Thanks to Jerry, Sean, Scott, and the gang -- we have momentum. Let's get 96 more cosponsors. Also push the members on the new House CWSM bill. We will win in 2010.
Posted on 08/20/2009 13:42:31
GREAT IDEA, Jerry. A Cold War service medal needs to be on the agenda of DOD -- it will pass Congress if DOD asks for it, though they could just create it themselves. Gates himself has acknowledged the victory, and served at a missile base back in the 1960s. He understand the role the US Armed Forces played in the Cold War, and what the stakes were. I believe all he and his fellow missile troops got out of it was an NDSM -- no recognition for their part in defending the United States against a very real threat.
Posted on 08/20/2009 13:31:31
The DOMINO THEORY was correct in a very limited way. Vietnam fell, Cambodia fell, and Laos fell, but not then the "historical dialectic" turned on itself. What Hegel and Marx had not factored in was national and ethnic ideologies. No sooner was Vietnam in control of Cambodia than the Khmer Rouge turned on them. Moreover, while the Russians had supported North Vietnam but the Chinese had supported the Cambodian communist regime. Very soon after the US was out of Vietnam, China went to war with Vietnam.

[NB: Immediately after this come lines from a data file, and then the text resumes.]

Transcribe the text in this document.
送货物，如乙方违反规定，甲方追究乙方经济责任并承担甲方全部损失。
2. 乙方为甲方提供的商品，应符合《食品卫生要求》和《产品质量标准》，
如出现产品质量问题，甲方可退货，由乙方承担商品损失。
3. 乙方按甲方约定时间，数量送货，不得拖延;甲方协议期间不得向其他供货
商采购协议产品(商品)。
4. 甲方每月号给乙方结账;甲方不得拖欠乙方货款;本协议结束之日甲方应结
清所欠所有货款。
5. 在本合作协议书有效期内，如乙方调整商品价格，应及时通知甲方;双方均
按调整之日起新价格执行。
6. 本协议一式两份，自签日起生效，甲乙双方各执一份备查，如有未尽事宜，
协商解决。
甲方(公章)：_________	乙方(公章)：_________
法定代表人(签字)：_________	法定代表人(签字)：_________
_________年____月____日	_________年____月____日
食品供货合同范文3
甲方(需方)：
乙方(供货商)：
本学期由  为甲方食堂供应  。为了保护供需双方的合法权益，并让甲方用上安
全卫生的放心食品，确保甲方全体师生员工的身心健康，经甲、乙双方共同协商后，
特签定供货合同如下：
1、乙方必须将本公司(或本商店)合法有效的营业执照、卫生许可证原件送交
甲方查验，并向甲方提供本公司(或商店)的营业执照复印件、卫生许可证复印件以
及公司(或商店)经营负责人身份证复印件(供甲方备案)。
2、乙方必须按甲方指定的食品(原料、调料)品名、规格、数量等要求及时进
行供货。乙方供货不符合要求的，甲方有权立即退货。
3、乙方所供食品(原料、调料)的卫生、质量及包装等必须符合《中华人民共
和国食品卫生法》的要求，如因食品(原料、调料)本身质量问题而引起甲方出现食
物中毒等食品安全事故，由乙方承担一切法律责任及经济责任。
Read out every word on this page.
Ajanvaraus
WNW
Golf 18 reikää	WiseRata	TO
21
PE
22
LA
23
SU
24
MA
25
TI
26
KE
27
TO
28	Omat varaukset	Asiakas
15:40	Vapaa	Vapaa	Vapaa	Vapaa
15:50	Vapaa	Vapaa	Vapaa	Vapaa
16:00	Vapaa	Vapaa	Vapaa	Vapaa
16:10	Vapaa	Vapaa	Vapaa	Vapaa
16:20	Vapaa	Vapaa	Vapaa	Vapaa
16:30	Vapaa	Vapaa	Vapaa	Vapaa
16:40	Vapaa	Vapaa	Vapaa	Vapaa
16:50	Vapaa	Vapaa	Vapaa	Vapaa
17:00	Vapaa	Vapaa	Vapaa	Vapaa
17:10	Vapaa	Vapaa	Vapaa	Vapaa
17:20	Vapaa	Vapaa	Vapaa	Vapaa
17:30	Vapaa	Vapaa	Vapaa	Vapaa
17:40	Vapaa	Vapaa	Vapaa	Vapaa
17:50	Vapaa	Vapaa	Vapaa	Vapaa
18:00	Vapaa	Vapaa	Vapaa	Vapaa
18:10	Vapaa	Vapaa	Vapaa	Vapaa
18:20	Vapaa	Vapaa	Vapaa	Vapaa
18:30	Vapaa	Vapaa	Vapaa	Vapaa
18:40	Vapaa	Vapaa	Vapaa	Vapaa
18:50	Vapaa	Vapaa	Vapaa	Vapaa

Vietnam is today "communist," but I didn't see very many Russians there 30 years after their "victory" (I was asked whether I was a Russian scientist by a few people in the north -- must have been my grey beard). I the south, I have friends who went through "re-education" and had a hard time, but now things have shifted so much. Private business everywhere, even though they have red flags and statues of Lenin in parks. Communism is an anachronism in Vietnam -- though you can't quite say that yet, but everybody knows it. You join the party to get a job, but they like Americans -- most Vietnamese were born AFTER 1975. My nephew, an officer in the US Navy, has a meeting in Hanoi this October. I had a meeting at the Ministry of Health in Hanoi -- nobody mentioned the war, we had other things to talk about. Out in the countryside, people are growing their rice and working at the Japanese factories.
Most of those who fought in the Vietnam war are in their 50s and 60s, some older. Chris Noel (remember the sexy lady on armed forces radio) is old enough to get Social Security.
The Domino theory scenario played out -- but it stopped at the SEATO frontier (Thailand and Maylasia), then turned on itself. You could make a case that SEATO -- weak as it was -- stopped the dominoes, just as NATO stopped the Soviets. Insurgencies in the Philippines and Malaya (mainly ethnic conflicts) pretty much petered out, though some nuisance conflict persists in the Philippines. But communism? Poor guys who found themselves persecuted by the Cultural Revolution -- the grandchildren of the Red Guard have gone into investment banking.
So you see why we have a hard time making the case for the Cold War -- people die and memories fade. But we are a persistent lot. The whole story has never been told, but we intend to keep it alive.